Basically, Americans remain split on their view toward the religion — 39% have a favorable impression, while 37% have an unfavorable opinion of Islam.
As one may expect, attitudes varied depending on the respondents’ religious and political affiliation. So Evangelical Christians who attend Church regularly were much more likely to have a negative impression (54%), while self-identified secular Americans viewed Islam in a much more positive light (only 25% held a negative view).
By the same token, conservative Republicans viewed Islam negatively (45% to 33%) compared to liberal Democrats (56% of whom had a favorable impression).
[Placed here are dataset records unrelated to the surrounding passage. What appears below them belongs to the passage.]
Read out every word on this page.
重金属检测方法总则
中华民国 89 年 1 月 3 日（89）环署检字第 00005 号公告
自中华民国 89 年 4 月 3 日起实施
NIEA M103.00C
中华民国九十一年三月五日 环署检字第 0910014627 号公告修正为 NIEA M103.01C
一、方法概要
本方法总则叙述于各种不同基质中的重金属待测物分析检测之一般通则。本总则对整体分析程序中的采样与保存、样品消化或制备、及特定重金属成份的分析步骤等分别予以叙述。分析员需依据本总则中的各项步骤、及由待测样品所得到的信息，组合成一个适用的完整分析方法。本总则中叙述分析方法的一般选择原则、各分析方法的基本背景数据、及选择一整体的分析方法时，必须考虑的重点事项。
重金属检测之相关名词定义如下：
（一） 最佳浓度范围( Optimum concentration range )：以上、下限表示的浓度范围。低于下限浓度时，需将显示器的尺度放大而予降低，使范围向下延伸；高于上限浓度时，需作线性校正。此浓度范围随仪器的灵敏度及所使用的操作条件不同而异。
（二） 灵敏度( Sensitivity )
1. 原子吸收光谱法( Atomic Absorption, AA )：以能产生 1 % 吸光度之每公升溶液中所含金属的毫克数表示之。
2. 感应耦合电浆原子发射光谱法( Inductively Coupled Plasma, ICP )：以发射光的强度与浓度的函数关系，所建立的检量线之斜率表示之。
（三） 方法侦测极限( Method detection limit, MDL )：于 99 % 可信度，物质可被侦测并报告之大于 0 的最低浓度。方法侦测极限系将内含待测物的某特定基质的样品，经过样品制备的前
The poll also shows that sadly, yet understandably, a plurality of Americans — more than at any time since September 11th — believe that Islam is more likely to encourage violence (46% to 37%).
Perhaps the most telling part of the survey has to do with the attitudes of African Americans toward Islam. African Americans constitute the single largest segment within the American muslim community — about a third of all American Muslims. Also, Islam has been much more visible in that community.
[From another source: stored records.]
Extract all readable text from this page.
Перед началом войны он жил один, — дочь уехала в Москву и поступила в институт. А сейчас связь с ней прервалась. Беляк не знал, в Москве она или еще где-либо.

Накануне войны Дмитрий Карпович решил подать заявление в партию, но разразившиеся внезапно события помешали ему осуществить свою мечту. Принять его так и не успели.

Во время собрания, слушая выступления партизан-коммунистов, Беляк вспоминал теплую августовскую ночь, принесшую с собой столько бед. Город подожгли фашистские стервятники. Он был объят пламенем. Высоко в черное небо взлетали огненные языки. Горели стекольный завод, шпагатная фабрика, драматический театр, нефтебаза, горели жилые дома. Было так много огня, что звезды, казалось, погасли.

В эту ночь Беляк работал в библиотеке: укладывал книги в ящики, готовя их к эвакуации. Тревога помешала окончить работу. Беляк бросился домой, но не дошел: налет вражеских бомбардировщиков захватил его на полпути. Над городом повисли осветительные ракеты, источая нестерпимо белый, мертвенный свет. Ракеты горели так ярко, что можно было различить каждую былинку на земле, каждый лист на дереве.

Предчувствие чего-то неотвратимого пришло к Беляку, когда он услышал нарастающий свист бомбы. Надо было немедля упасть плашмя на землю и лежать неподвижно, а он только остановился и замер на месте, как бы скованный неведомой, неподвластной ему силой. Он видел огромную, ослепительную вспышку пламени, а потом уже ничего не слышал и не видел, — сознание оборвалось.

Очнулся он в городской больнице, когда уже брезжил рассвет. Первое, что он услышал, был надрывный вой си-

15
However, 44% of African American respondents had an unfavorable view, compared to only 37% that had a positive view of Islam. (In contrast, only 37% of White Americans had an unfavorable view.)
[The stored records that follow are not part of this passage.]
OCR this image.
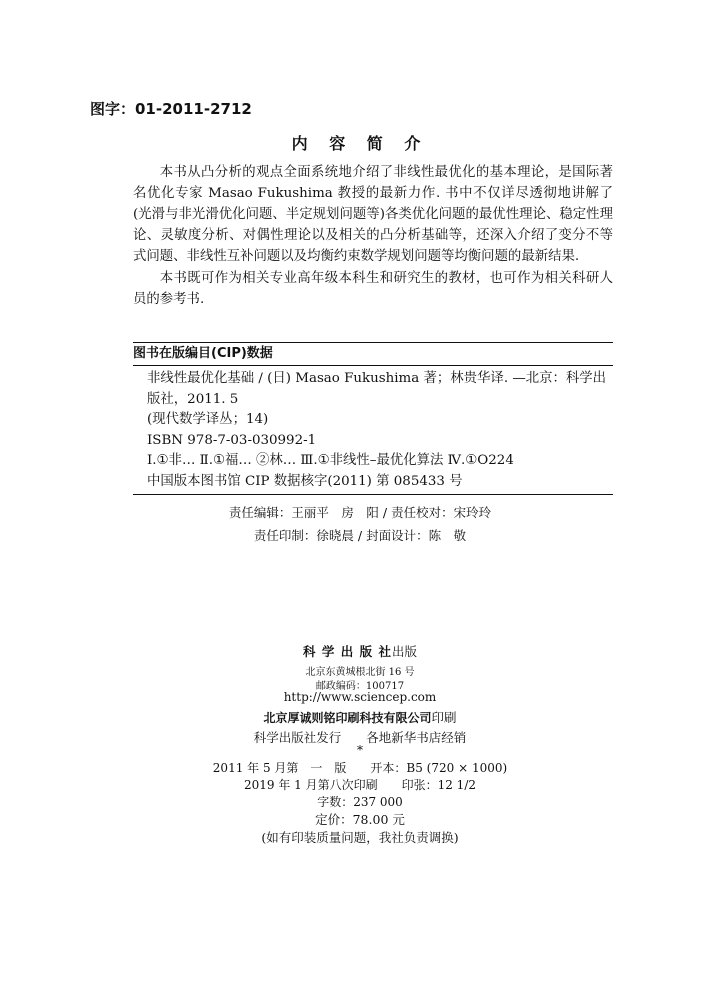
图字：01-2011-2712
内 容 简 介

本书从凸分析的观点全面系统地介绍了非线性最优化的基本理论，是国际著名优化专家 Masao Fukushima 教授的最新力作. 书中不仅详尽透彻地讲解了(光滑与非光滑优化问题、半定规划问题等)各类优化问题的最优性理论、稳定性理论、灵敏度分析、对偶性理论以及相关的凸分析基础等，还深入介绍了变分不等式问题、非线性互补问题以及均衡约束数学规划问题等均衡问题的最新结果.

本书既可作为相关专业高年级本科生和研究生的教材，也可作为相关科研人员的参考书.

图书在版编目(CIP)数据
非线性最优化基础 / (日) Masao Fukushima 著；林贵华译. —北京：科学出版社，2011. 5
(现代数学译丛；14)
ISBN 978-7-03-030992-1
Ⅰ.①非… Ⅱ.①福… ②林… Ⅲ.①非线性–最优化算法 Ⅳ.①O224
中国版本图书馆 CIP 数据核字(2011) 第 085433 号
责任编辑：王丽平　房　阳 / 责任校对：宋玲玲
责任印制：徐晓晨 / 封面设计：陈　敬
科 学 出 版 社出版
北京东黄城根北街 16 号
邮政编码：100717
http://www.sciencep.com
北京厚诚则铭印刷科技有限公司印刷
科学出版社发行　　各地新华书店经销
*
2011 年 5 月第　一　版　　开本：B5 (720 × 1000)
2019 年 1 月第八次印刷　　印张：12 1/2
字数：237 000
定价：78.00 元
(如有印装质量问题，我社负责调换)
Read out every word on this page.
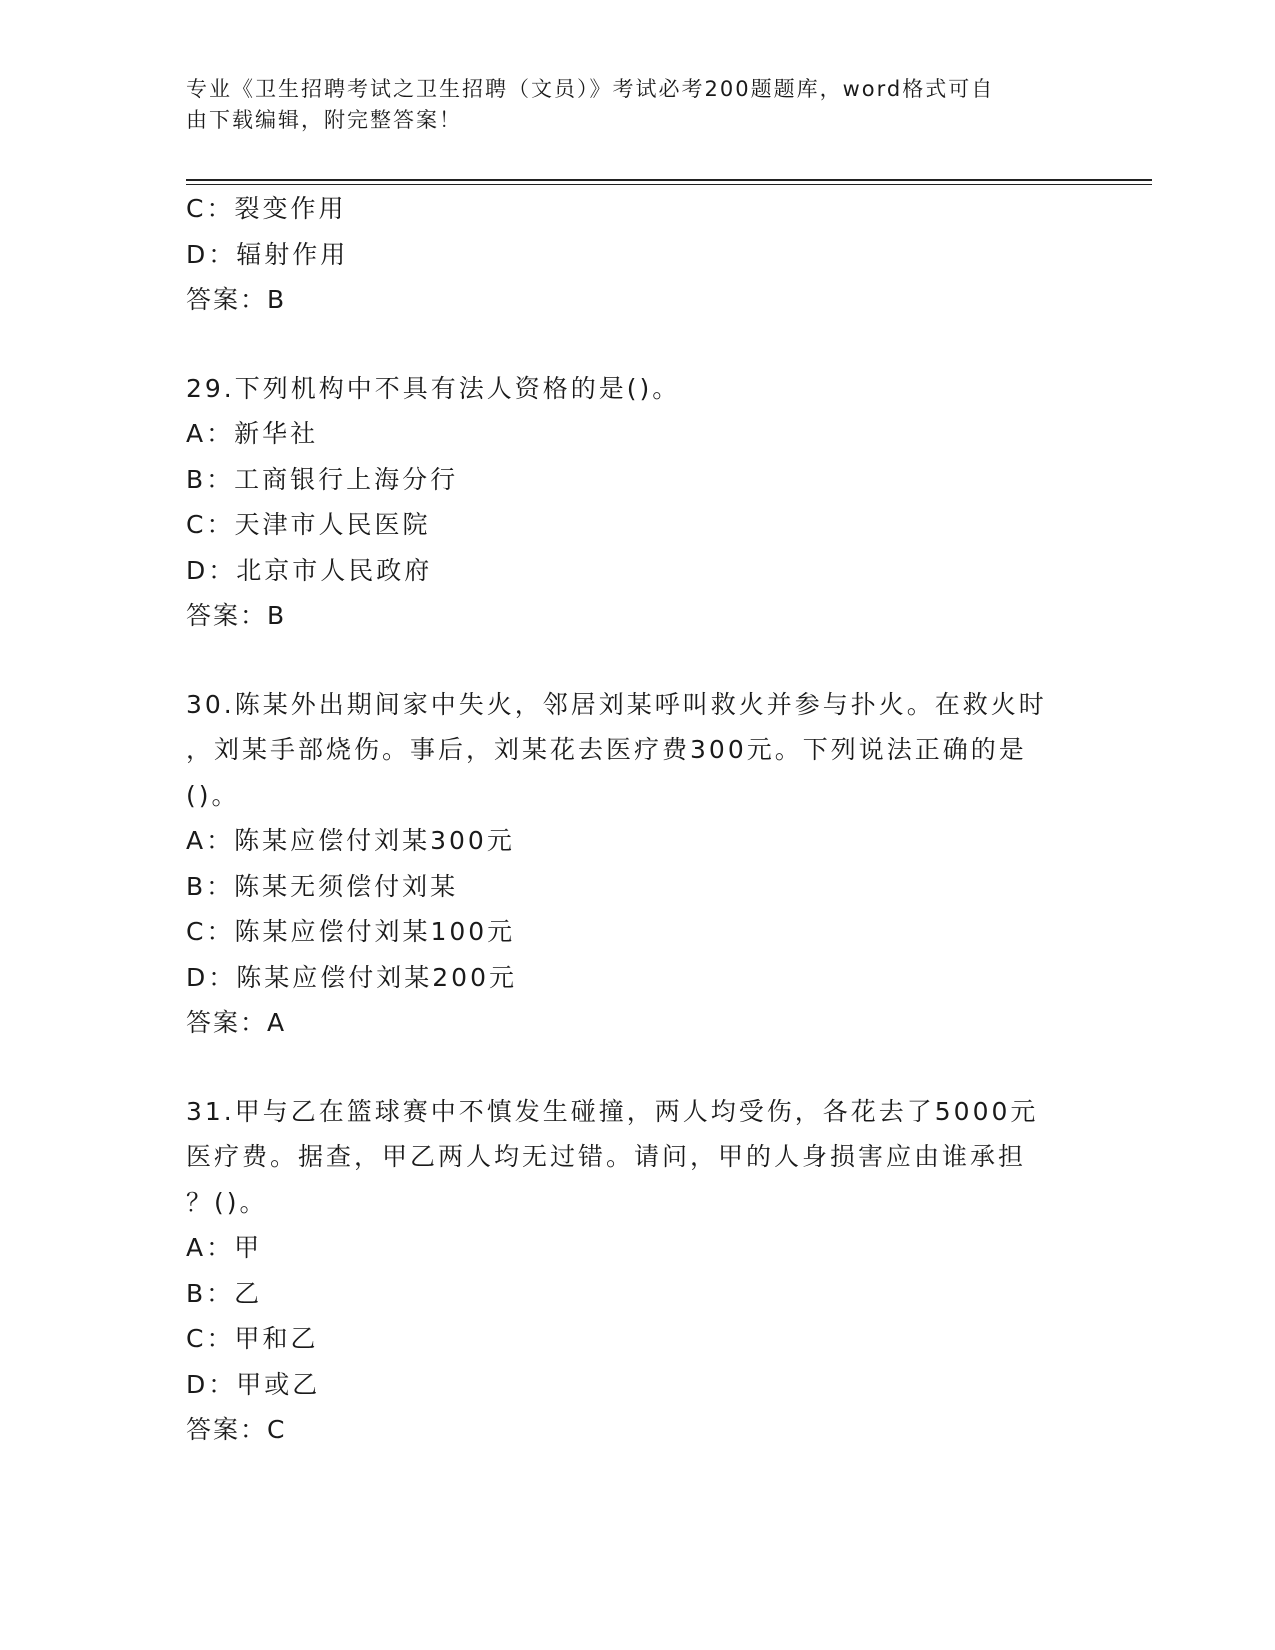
专业《卫生招聘考试之卫生招聘（文员）》考试必考200题题库，word格式可自
由下载编辑，附完整答案！
C：裂变作用
D：辐射作用
答案：B
29.下列机构中不具有法人资格的是()。
A：新华社
B：工商银行上海分行
C：天津市人民医院
D：北京市人民政府
答案：B
30.陈某外出期间家中失火，邻居刘某呼叫救火并参与扑火。在救火时
，刘某手部烧伤。事后，刘某花去医疗费300元。下列说法正确的是
()。
A：陈某应偿付刘某300元
B：陈某无须偿付刘某
C：陈某应偿付刘某100元
D：陈某应偿付刘某200元
答案：A
31.甲与乙在篮球赛中不慎发生碰撞，两人均受伤，各花去了5000元
医疗费。据查，甲乙两人均无过错。请问，甲的人身损害应由谁承担
？()。
A：甲
B：乙
C：甲和乙
D：甲或乙
答案：C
So the question we need to ask ourselves as Muslims is why, despite the fact that Islam — through the conversion of family members and friends, through hip-hop cultural influences, through the lives of community heroes like Malcolm — has touched the African American community more than any other American group, why do so many of those who should be our strongest allies hold our faith in such low regard?
I don’t think we can blame this one on the media.
I think the answer might have to do with the kind of ultra-conservative Islam that has been introduced in that community, the corruption of the religious leadership, the social dysfunctions that have been often exacerbated instead of healed, the drive to “Arabize” the community, the fact of the very real racism that exists within the immigrant community toward African Americans, the role of immigrant Muslims in selling liquor and over-priced basic goods in the black community through immigrant-owned “convenience” stores, the fact that so many of that community’s sons and daughters are now endangered in the US Armed Forces fighting in Muslim lands.
It’s time for all of us American Muslims to take a long hard look at what we have done and continue to do. If when they know us, people like us even less, then how much worse can things get?